9/12/2024 01:36:00 PM

Durante um comício recente em Wisconsin, Donald Trump anunciou que pretende impor tarifas de 100% aos países que deixarem de usar o dólar americano. A proposta visa enfrentar o movimento de algumas nações, como China e Rússia, que têm demonstrado interesse em substituir o dólar por outras moedas nas transações internacionais. Segundo Trump, sua medida garantiria que “eles não deixarão o dólar comigo”.
Embora a promessa soe forte em meio à campanha, especialistas alertam que a aplicação de tarifas tão elevadas pode ter sérias consequências econômicas, especialmente para os próprios Estados Unidos. Maury Obstfeld, ex-economista-chefe do Fundo Monetário Internacional (FMI), afirmou que essas tarifas aumentariam os preços para os consumidores americanos, exacerbando a inflação. “Tarifas de 100% teriam um efeito severo sobre o preço dos bens que importamos desses países”, explicou.
Christine McDaniel, ex-funcionária de alto escalão no comércio durante a administração de George W. Bush, foi ainda mais enfática, classificando a ideia de Trump como “louca” e apenas uma retórica de campanha. Ela explicou que o ex-presidente provavelmente tem poder para impor tarifas unilateralmente, sem necessidade de aprovação do Congresso, usando mecanismos como a Seção 301 ou a Seção 232. No entanto, destacou que tais ações poderiam provocar uma recessão ao prejudicar o consumo interno.
A proposta de Trump, embora possa ser vista como uma ameaça estratégica para mudar o comportamento de outras nações, levanta dúvidas sobre seu impacto prático.
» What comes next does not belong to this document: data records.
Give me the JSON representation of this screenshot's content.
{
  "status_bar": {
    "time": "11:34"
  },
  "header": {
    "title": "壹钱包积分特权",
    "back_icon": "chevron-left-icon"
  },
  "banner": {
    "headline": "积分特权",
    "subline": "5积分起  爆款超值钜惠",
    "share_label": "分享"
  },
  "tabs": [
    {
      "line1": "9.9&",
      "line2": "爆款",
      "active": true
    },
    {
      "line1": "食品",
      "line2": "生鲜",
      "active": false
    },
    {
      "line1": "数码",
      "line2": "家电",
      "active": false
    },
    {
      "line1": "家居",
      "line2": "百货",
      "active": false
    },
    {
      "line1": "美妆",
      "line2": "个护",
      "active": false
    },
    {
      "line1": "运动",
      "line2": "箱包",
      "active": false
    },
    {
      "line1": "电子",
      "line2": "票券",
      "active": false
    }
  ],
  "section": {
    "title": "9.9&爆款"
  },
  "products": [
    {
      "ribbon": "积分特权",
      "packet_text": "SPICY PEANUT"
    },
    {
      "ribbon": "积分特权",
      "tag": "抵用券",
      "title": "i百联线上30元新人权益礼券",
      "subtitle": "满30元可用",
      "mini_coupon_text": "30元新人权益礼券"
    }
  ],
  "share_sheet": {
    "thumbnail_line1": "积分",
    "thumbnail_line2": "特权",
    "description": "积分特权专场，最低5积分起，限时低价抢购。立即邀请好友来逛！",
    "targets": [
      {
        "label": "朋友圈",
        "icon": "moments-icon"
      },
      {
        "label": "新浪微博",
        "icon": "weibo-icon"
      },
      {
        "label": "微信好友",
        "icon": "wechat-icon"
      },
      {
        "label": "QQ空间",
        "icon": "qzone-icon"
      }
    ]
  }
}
Mesmo alguns economistas ligados à escola de negócios Wharton, onde Trump se formou, afirmam que a implementação dessas tarifas resultaria em uma alta considerável de preços. Kent Smetters, professor da Wharton, ressaltou que não há dúvida de que essas medidas inflacionariam a economia americana.
Joe Brusuelas, economista-chefe da RSM, classificou a proposta como “radical” e comparou o possível impacto com o ocorrido no Reino Unido sob o governo de Liz Truss. Segundo Brusuelas, a aplicação dessas tarifas poderia gerar um “pânico nos mercados financeiros globais”, semelhante à reação que fez Truss renunciar após um breve e tumultuado mandato.
Ainda assim, alguns setores empresariais, como o de distribuição de calçados, já estão se preparando para o possível retorno de Trump e suas políticas tarifárias. Matt Priest, presidente da Footwear Distributors & Retailers of America, disse que o setor está se antecipando ao impacto de tais propostas.
O grande paradoxo da proposta de Trump é que, ao tentar proteger o dólar, ele pode acabar incentivando ainda mais países a buscarem alternativas à moeda americana. Maury Obstfeld alertou que “esse tipo de retórica é o caminho mais rápido para fazer com que os países deixem de usar o dólar”, minando a própria proposta do ex-presidente.